Three bedrooms and two bathrooms are up the elegant stairs. One serves as Katie’s design office. The spare bedroom is designated for a future nursery.

Photography by Sean White Photo & Film, Inc.

The upstairs bathrooms are anchored by wood cabinets, original wall tile, flooring and countertops. The idea is to keep the integrity of the home while updating the cabinets, changing out the countertops, and replacing the floor on the hall bath with vintage yellow penny tiles from Vintage Tile Shop. The master bath plan is not complete.

Non-working fireplaces are in the living room and master bedroom.

The backyard sporting a firepit will receive sod in the spring.

The house will be featured on the April 2025 Historic Wilmington Foundation Azalea Home Tour, the annual fundraising event for the Historic Wilmington Foundation, which was founded in 1966 with a mission to protect and preserve the irreplaceable structures in the community.

Karla Berrios, the foundation’s operations coordinator, is working on historic plaque research for the home.
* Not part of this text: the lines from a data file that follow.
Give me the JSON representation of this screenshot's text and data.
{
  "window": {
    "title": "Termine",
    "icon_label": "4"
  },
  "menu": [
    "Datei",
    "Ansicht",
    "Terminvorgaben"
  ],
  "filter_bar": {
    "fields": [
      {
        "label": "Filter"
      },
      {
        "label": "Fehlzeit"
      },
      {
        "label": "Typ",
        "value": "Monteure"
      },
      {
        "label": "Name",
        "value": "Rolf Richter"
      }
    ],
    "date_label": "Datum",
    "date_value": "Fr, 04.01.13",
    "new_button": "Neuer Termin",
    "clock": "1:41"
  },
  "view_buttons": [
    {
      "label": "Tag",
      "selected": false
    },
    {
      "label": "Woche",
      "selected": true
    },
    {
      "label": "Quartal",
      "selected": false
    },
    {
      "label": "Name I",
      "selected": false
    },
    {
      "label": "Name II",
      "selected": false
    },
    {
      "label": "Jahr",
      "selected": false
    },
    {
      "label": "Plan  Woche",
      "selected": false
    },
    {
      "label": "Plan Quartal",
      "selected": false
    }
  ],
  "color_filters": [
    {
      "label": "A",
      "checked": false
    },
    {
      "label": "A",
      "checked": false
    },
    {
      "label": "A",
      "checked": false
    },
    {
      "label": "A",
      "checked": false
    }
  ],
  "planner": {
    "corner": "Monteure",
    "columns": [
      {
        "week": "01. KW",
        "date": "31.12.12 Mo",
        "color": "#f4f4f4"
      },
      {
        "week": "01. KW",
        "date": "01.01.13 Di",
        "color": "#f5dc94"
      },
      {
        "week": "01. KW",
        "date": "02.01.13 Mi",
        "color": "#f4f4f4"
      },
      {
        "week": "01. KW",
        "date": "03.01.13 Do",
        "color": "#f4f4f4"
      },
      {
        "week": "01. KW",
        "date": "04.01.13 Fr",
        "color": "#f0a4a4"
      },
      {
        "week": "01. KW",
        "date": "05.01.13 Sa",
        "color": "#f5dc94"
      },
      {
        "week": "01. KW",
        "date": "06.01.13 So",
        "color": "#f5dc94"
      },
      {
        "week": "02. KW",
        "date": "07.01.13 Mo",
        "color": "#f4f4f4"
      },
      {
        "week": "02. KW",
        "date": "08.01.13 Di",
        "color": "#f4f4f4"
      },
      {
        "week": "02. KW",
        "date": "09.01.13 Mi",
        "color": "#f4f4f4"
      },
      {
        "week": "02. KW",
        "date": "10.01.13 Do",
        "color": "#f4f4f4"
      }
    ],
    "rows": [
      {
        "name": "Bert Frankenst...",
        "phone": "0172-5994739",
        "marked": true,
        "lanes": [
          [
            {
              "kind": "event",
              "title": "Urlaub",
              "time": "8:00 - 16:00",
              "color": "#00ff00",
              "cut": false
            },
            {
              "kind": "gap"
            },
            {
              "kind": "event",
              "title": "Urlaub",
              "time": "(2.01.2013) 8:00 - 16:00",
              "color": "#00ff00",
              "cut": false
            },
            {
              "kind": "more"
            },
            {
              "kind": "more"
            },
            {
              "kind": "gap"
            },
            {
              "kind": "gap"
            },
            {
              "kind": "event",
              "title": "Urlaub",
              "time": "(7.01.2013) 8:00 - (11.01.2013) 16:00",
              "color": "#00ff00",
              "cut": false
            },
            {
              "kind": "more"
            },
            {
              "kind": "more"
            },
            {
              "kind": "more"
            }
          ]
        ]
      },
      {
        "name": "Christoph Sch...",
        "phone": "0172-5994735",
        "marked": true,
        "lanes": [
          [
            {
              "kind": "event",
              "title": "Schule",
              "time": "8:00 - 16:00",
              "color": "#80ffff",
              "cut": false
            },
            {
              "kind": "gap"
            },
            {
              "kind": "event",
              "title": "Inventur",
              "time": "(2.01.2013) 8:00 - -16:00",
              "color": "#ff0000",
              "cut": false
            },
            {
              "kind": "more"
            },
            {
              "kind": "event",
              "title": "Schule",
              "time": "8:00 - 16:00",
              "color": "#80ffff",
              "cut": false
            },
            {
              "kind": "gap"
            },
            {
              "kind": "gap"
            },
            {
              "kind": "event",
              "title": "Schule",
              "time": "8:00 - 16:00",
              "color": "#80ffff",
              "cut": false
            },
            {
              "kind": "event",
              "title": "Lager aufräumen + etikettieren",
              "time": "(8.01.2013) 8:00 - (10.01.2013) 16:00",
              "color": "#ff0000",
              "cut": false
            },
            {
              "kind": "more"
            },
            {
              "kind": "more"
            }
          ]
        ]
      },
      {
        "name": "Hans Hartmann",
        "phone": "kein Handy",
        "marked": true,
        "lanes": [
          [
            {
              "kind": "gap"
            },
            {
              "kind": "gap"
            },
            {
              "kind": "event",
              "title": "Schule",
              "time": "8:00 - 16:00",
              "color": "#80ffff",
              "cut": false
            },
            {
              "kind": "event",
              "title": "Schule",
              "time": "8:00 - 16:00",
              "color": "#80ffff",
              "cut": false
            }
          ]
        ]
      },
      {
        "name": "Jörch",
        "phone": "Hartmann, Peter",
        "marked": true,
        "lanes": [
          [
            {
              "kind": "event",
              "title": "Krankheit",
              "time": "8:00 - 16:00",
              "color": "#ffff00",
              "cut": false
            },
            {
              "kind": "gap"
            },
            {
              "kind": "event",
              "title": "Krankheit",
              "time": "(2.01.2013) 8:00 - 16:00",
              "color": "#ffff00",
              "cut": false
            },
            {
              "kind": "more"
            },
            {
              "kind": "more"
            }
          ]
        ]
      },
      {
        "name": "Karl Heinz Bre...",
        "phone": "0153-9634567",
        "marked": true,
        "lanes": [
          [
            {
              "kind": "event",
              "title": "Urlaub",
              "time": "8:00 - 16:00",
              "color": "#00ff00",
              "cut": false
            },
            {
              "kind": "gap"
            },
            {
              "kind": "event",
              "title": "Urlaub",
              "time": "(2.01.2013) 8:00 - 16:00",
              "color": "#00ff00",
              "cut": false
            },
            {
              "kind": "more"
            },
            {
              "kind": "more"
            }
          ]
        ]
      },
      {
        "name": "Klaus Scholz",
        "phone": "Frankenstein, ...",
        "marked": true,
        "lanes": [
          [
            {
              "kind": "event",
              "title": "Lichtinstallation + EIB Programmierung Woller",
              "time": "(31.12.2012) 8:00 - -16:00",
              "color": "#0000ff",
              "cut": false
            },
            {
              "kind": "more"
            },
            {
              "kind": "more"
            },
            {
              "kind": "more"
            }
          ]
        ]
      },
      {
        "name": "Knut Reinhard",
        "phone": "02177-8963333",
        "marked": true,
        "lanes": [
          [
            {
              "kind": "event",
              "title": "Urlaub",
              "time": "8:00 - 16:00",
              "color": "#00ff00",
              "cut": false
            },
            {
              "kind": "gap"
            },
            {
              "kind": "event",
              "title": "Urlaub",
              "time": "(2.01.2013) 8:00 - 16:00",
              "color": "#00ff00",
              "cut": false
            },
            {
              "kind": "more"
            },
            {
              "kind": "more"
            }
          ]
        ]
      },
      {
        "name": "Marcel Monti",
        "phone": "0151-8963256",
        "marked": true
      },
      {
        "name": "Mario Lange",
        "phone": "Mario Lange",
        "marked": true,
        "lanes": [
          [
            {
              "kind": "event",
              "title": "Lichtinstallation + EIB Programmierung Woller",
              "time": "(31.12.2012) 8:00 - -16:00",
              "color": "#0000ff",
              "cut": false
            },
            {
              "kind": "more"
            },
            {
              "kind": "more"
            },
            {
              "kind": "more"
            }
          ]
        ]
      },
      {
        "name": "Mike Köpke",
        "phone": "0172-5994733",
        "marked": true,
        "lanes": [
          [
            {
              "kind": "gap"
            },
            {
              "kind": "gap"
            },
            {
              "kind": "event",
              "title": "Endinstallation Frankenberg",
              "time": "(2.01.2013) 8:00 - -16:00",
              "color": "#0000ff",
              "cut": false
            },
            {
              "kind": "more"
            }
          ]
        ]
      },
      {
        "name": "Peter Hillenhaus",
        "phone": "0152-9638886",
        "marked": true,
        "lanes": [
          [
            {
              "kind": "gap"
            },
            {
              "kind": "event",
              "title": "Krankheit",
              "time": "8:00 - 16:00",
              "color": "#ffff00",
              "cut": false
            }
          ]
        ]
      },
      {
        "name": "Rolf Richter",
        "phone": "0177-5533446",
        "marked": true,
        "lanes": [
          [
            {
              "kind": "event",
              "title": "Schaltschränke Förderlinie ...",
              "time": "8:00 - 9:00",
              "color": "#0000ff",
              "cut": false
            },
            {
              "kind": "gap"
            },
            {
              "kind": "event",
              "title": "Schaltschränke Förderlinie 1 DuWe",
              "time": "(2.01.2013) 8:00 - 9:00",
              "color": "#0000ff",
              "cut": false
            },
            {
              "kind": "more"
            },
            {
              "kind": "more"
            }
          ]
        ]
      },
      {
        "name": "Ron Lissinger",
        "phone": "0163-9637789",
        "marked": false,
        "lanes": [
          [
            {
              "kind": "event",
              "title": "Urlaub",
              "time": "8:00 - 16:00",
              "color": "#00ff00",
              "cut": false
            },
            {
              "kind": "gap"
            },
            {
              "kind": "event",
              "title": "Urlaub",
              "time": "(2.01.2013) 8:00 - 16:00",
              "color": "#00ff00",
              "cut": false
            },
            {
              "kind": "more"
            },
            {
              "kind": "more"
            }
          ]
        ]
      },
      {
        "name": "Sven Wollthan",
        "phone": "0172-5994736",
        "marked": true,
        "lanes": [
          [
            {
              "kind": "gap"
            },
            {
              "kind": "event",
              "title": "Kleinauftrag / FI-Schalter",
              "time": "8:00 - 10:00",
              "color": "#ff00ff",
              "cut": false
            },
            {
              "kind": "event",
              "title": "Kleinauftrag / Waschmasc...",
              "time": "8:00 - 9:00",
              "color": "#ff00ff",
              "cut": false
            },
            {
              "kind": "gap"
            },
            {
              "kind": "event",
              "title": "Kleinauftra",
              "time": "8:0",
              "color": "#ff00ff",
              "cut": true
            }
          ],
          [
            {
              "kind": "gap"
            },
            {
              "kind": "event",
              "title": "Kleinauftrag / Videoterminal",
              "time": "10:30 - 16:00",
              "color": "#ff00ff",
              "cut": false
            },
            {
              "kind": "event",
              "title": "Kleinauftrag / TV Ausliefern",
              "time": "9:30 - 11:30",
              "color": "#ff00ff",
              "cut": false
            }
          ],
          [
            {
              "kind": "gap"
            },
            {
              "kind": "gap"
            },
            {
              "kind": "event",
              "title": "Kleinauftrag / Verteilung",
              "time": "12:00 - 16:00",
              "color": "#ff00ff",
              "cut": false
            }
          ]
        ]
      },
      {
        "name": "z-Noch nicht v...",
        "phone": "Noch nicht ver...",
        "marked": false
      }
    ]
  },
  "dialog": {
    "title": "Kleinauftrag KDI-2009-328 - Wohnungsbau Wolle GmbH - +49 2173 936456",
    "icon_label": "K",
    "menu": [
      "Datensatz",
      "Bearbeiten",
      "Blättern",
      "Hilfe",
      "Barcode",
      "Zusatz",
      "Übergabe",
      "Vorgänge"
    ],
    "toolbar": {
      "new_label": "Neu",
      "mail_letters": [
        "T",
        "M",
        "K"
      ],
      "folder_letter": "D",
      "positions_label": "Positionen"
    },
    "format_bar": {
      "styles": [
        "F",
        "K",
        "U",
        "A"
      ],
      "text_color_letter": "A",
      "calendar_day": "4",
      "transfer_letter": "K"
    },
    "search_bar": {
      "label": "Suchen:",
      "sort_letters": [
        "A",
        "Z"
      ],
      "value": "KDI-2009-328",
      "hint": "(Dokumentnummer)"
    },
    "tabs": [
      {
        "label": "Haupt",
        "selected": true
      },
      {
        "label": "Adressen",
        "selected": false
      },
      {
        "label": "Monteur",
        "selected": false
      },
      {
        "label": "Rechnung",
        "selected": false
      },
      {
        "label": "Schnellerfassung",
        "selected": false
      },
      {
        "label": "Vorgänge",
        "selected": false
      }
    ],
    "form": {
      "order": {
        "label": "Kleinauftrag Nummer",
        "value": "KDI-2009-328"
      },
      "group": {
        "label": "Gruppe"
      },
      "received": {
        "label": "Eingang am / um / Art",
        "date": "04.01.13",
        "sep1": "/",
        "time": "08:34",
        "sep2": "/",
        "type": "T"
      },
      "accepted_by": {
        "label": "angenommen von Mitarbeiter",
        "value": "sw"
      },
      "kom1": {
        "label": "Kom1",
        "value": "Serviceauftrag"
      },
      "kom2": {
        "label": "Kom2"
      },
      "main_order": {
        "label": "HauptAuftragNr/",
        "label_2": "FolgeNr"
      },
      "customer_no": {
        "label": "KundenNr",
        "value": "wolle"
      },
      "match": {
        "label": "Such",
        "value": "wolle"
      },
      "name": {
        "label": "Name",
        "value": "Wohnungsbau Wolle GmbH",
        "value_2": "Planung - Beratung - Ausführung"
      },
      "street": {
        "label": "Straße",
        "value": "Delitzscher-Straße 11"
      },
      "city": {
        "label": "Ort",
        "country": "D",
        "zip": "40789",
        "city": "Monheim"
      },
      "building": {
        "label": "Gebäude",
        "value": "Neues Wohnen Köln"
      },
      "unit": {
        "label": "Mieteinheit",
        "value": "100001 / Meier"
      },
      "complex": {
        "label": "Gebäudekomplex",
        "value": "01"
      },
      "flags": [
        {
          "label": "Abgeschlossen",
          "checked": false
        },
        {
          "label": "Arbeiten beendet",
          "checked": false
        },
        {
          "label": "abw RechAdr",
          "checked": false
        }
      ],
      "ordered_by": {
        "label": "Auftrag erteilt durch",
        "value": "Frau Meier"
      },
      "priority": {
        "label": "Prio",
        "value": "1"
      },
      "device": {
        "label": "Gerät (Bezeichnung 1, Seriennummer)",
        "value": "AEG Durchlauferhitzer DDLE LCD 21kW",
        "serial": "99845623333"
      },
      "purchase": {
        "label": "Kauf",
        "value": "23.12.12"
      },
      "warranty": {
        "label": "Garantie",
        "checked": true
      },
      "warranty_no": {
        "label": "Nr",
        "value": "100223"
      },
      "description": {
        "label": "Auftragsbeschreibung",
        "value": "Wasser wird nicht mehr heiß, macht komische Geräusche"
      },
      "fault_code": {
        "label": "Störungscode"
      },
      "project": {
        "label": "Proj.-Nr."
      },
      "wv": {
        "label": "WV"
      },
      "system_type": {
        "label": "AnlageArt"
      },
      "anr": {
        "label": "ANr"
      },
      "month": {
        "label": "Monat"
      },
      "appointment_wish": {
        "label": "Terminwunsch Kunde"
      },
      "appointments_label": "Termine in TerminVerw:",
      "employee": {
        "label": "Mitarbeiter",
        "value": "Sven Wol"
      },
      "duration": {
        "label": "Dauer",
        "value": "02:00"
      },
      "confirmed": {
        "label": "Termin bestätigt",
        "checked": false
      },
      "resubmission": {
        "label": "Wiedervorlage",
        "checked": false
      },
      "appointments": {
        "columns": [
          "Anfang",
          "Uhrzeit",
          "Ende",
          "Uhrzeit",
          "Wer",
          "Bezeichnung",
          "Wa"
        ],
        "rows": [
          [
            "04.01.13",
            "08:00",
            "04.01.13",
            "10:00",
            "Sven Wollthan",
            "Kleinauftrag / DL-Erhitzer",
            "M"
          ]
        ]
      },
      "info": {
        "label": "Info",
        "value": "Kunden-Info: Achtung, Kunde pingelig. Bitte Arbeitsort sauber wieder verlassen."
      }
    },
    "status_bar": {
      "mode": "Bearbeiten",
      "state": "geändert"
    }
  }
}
The first owners are identified as Edwin Mial Dewey and his wife, Leila Pickard Dewey, who purchased the house in 1926 from the development company. Dewey, an Atlantic Coast Line Railroad superintendent, lived the rest of his life in the house.

First his daughter and later his stepdaughter, Gladys McEachern, would inherit the house, keeping it in the family until 1964 when she sold it to Peter and June Jones and moved to Florida. The house then passed through a series of owners until now.